You cited one study that calibrated forecasts against historical weather data. How did that work?

Let’s say a weather forecaster said, “I think there’s a 50% chance of rain on a particular day.” Now, let’s look back at all of those days where there was a forecast of a 50% chance of rain and use historical data to determine the percentage of time it actually did rain. It turns out that when forecasters say there is a 50% chance of rain, about half the time it rains, and about half the time it does not. The study validates that the weather forecasters do a good job of providing useful forecasts.

Similar studies in pharmaceutical companies have shown that well-trained specialists do a very accurate job in predicting the probability of success of a new drug as it moves through the three stages of the Food and Drug Administration drug testing process.

How does decision analysis help with another everyday activity: car shopping?

In buying a car, people have multiple criteria or objectives in mind.
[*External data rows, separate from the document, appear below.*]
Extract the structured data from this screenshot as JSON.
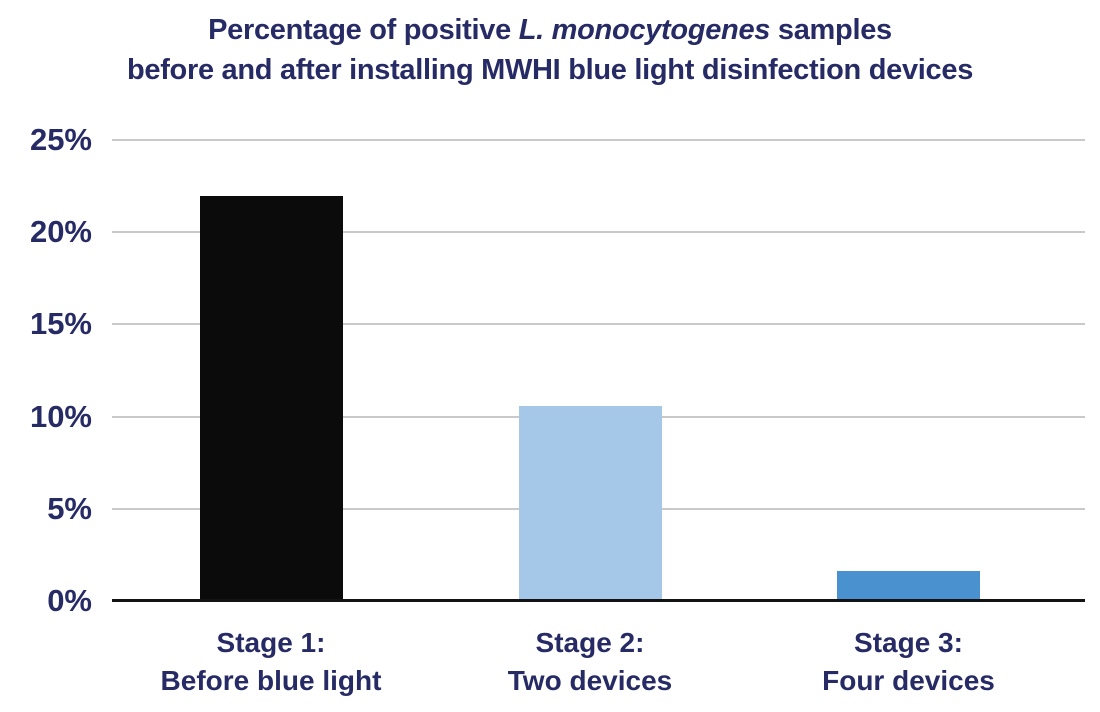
{
  "title": {
    "line1_prefix": "Percentage of positive ",
    "line1_italic": "L. monocytogenes",
    "line1_suffix": " samples",
    "line2": "before and after installing MWHI blue light disinfection devices"
  },
  "colors": {
    "title_text": "#272b65",
    "axis_label_text": "#272b65",
    "gridline": "#c9c9c9",
    "axis_line": "#131313",
    "background": "#ffffff",
    "bar_stage1": "#0b0b0b",
    "bar_stage2": "#a5c8e9",
    "bar_stage3": "#4a91cf"
  },
  "chart_data": {
    "type": "bar",
    "title": "Percentage of positive L. monocytogenes samples before and after installing MWHI blue light disinfection devices",
    "categories": [
      "Stage 1: Before blue light",
      "Stage 2: Two devices",
      "Stage 3: Four devices"
    ],
    "category_lines": [
      [
        "Stage 1:",
        "Before blue light"
      ],
      [
        "Stage 2:",
        "Two devices"
      ],
      [
        "Stage 3:",
        "Four devices"
      ]
    ],
    "values": [
      21.9,
      10.5,
      1.6
    ],
    "unit": "%",
    "bar_colors": [
      "#0b0b0b",
      "#a5c8e9",
      "#4a91cf"
    ],
    "xlabel": "",
    "ylabel": "",
    "ylim": [
      0,
      25
    ],
    "ytick_step": 5,
    "ytick_labels": [
      "0%",
      "5%",
      "10%",
      "15%",
      "20%",
      "25%"
    ],
    "grid": true,
    "legend": false
  }
}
What is the purchase price? What are the operating costs? How does it drive and how does it look?

It is possible to help people to think about their choices by talking about these different criteria and suggesting weights for them that, loosely speaking, reflect their relative importance. In addition, different cars can be rated on each criterion on a numerical scale. The ratings can then be multiplied by the weights and added up to rank the alternatives.

An individual could develop his or her own weights and ratings, but it may be easier to use ratings that have been developed by people who have similar preferences to yours. A magazine such as Consumer Reports may provide ratings with more weight on safety and affordability. One may get very different ratings in a magazine for automobile enthusiasts like Car and Driver with higher weights on acceleration and handling. Decision analysis theories provide the underlying methodologies for developing these ranking systems in a logical and reasonable way.

Innovations in the Science and Practice of Decision Analysis: The Role of Management Science” is published in Management Science.